Je me suis surtout retrouvée dans le cabinet d'une psychologue, et pas forcément le meilleur. Les différents sujets abordés auraient pu être intéressants et certains le sont réellement. Mais ils sont traités avec tellement d'exagération et de pathos que j'ai eu beaucoup de mal à y croire. Tout est appuyé, démonstratif, parfois même caricatural. À force de vouloir provoquer l'émotion, la série a surtout réussi à m'en éloigner.
L'antagoniste n'arrange rien. Son jeu est tellement excessif que je n'ai jamais réussi à croire à son personnage.

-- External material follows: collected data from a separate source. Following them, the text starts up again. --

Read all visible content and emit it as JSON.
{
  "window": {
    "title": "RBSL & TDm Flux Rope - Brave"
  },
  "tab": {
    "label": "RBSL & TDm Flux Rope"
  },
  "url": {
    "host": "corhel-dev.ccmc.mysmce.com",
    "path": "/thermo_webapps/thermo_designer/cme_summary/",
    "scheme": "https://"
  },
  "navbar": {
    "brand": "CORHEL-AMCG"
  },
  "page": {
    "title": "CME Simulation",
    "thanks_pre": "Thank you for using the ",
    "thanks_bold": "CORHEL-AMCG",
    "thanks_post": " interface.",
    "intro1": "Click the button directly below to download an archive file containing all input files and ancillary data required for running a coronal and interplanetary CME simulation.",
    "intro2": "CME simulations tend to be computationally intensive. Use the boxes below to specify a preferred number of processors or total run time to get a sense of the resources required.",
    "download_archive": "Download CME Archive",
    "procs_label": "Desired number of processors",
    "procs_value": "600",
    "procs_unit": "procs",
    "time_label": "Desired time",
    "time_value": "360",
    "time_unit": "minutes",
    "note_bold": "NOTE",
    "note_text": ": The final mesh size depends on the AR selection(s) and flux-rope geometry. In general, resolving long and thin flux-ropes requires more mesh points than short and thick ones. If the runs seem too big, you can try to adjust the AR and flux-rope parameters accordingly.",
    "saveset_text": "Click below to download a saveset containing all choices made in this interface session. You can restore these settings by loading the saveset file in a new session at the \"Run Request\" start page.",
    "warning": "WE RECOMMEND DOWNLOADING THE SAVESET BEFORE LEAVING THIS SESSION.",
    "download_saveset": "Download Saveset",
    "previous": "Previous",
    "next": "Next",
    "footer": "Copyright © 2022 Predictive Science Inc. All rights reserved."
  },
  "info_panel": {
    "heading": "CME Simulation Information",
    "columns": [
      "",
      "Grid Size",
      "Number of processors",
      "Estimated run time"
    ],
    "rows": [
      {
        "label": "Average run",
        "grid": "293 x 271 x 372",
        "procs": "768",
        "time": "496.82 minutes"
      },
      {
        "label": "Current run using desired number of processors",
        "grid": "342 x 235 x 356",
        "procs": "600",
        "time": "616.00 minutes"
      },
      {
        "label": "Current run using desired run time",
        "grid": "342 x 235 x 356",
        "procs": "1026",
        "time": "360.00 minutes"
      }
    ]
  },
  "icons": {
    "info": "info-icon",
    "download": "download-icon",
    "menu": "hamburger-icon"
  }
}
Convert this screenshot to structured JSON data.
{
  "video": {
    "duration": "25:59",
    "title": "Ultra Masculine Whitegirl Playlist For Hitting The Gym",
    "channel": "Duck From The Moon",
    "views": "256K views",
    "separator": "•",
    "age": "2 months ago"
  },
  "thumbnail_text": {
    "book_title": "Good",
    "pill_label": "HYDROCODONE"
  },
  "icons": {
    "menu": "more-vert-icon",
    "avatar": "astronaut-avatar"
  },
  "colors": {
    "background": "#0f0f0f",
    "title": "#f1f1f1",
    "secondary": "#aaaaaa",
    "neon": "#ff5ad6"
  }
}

Ses regards, ses attitudes, ses expressions : tout semble annoncer en permanence qu'il est inquiétant. Difficile dans ces conditions de ressentir le moindre suspense.
Et puis il y a la romance. Ou plutôt ce qu'il en reste. Malgré ce que promettent l'affiche et la bande-annonce, elle reste largement en arrière-plan. Dommage, car Jing Boran apporte justement un peu de légèreté et de naturel à l'ensemble.
La seconde romance est catastrophique. Une scène dans un supermarché m'avait laissé entrevoir une possibilité que je ne verrai jamais se concrétiser. Enfin si, il y aura bien une romance, mais avec quelqu'un d'autre et je n'ai toujours pas compris comment cette relation avait pu être amenée. Et physiquement, pouah !
Résultat : pour la première fois, j'ai regardé une série en accéléré. Ennui total.
Heureusement, il reste Jing Boran. Et ses quelques baisers particulièrement sensuels auront au moins réussi à me retenir jusqu'au bout de ce naufrage, fortement aidée par ma télécommande.
Une série qui voulait donner des leçons de psychologie et qui m'aura surtout donné une leçon de tout ce qu'il ne faut pas faire.